🤖 AI Summary
This work addresses the challenges of edge-based large language model (LLM) inference, which is constrained by power and area limitations, as well as the significant overhead of dequantization and nonlinear operations in quantized inference. To overcome these issues, the authors propose a look-up table (LUT)-based in-memory computing accelerator leveraging monolithic 3D DRAM. The vertical architecture enables highly parallel and low-overhead in-memory LUT lookups, complemented by near-memory LUT generation and a cross-hierarchy scheduling strategy to efficiently support mixed-precision GEMM operations. Evaluated on Qwen3-4B with W4A4 quantization, the system achieves a throughput of 1,264 tokens per second at only 0.16 W, delivering 12.8× higher energy efficiency than CHIME and 1.6× better than FIGLUT, while attaining 2.0× the area efficiency of PIMPAL.
📝 Abstract
Large language models are increasingly deployed on edge devices with tight power and area budgets.

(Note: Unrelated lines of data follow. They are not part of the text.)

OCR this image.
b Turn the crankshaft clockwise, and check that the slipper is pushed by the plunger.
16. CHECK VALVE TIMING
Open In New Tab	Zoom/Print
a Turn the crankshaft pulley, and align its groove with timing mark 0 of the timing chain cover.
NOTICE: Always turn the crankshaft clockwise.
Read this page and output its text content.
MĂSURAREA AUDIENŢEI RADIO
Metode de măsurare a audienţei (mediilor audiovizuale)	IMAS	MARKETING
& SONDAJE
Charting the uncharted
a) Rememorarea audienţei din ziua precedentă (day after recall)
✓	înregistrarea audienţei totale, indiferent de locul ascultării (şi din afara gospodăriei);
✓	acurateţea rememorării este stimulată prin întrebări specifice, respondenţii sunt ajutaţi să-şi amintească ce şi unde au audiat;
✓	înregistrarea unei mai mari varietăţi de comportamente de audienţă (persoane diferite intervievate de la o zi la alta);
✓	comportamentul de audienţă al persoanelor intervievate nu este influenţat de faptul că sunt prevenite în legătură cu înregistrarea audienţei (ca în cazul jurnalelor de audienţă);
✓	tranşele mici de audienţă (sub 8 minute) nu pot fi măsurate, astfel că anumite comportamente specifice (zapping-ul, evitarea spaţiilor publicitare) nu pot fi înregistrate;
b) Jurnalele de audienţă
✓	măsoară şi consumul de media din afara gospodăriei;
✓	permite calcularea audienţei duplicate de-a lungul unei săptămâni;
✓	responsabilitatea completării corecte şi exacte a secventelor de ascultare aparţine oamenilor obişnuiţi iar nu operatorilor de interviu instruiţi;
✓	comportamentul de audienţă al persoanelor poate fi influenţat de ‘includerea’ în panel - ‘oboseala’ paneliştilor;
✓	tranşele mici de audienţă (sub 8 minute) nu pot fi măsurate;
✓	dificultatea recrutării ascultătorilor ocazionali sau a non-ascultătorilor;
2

While mixed-precision GEMM reduces arithmetic complexity, quantized inference is often dominated by dequantization and nonlinear operators. Lookup Table (LUT)-based method mitigates these costs by precomputing outputs and replacing repeated arithmetic with table lookups, but existing designs incur significant capacity and lookup-latency overheads. This paper presents PALUTE, a LUT-based Processing-In-Memory accelerator built on Monolithic 3D DRAM for efficient edge LLM inference. PALUTE enables in-DRAM LUT queries that exploit the vertical organization of M3D DRAM memory array tiles to achieve high parallelism with low area overhead. A near-memory LUT generator supports low-latency LUT generation for both GEMM and element-wise unary nonlinear operators, while a system-level tiering and scheduling strategy minimizes data movement across memory tiers. Evaluation using cycle-accurate simulation and RTL synthesis shows that PALUTE achieves 1,264 TPS end-to-end throughput at 0.16 W, improving energy efficiency by 12.8$\times$ over CHIME and 1.6$\times$ over FIGLUT, improving area efficiency by 2.0$\times$ over PIMPAL under W4A4 across Qwen3-4B models.